Born in Scotland on 15 June 1792, Mitchell joined the army in 1811. In the Napoleonic Wars his surveying skill was noted and he produced plans of the major battlefields on the Iberian Peninsula.
In 1827 he came to Australia and became Surveyor-General. Surveying instruments were scarce and the department was in disarray, but Mitchell set about conducting the first proper baseline survey of New South Wales.
In 1831 his first major expedition searched for a river that reputedly flowed to the north-west. He explored parts of the Namoi, Gwydir and Barwon rivers, but returned to Sydney after Aboriginals killed two of his party.

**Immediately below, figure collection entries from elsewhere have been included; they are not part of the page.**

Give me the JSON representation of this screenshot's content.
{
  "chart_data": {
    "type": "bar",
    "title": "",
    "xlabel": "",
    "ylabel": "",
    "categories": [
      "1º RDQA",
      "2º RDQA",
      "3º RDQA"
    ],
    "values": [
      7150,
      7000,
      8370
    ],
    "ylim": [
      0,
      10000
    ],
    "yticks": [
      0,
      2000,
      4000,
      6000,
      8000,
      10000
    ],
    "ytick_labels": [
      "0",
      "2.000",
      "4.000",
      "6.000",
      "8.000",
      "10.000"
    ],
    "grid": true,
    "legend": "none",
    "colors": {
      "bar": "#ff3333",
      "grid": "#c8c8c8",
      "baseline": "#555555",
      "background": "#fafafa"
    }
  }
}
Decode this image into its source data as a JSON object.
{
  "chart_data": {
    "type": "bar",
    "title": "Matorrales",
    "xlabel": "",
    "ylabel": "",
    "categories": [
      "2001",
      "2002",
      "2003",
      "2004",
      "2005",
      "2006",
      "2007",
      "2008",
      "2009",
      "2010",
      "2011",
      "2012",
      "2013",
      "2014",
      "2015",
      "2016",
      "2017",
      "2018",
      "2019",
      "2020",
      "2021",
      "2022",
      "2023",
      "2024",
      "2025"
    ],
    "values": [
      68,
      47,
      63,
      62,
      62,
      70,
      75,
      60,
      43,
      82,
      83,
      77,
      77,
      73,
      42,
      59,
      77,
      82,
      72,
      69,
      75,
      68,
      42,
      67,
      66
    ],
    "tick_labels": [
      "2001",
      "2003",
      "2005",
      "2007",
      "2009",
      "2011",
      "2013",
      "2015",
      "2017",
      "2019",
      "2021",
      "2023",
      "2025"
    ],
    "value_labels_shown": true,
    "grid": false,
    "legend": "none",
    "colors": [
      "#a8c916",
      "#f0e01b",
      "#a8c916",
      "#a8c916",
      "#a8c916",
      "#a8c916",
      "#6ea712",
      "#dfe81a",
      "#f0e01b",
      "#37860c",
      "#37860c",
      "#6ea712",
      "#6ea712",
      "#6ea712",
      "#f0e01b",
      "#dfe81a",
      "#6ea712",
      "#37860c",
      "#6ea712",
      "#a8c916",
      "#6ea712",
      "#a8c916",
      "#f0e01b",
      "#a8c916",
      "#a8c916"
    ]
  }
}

Governor Bourke then asked Mitchell to investigate the course of the Darling River, which Charles Sturt had recently discovered. Mitchell, who loathed Sturt and had a tendency to disobey orders, charted the Darling for nearly 500 kilometres, but failed to confirm whether it flowed into the Murray.
After another altercation with Aboriginals, in which at least two explorers were killed, he returned home to face the Governor’s wrath for not completing his assignment. Bourke sent him out again to finish the job, but Mitchell decided instead to chart the Lachlan River, then follow the Murray and a little bit of the Darling.
He then headed out along the Murray and, while following the Loddon River, discovered Victoria’s rich western plains, naming them Australia Felix (meaning Happy Australia). Mitchell also named the Grampians in western Victoria after a mountain range in Scotland.
After returning to England and receiving a knighthood, in 1845 Mitchell mounted one final expedition, discovering more valuable farming land in central-west Queensland.
Thomas Mitchell was a fiery character who upset many and fought one of the last duels in Australia, in 1851. He contracted an illness during a survey in southern New South Wales, developed pneumonia and died in 1855.
As well as the Mitchell Highway and the Queensland town of Mitchell, his name is given to the deep-rooted grass throughout much of western Queensland, and our most beautiful cockatoo, the Major Mitchell.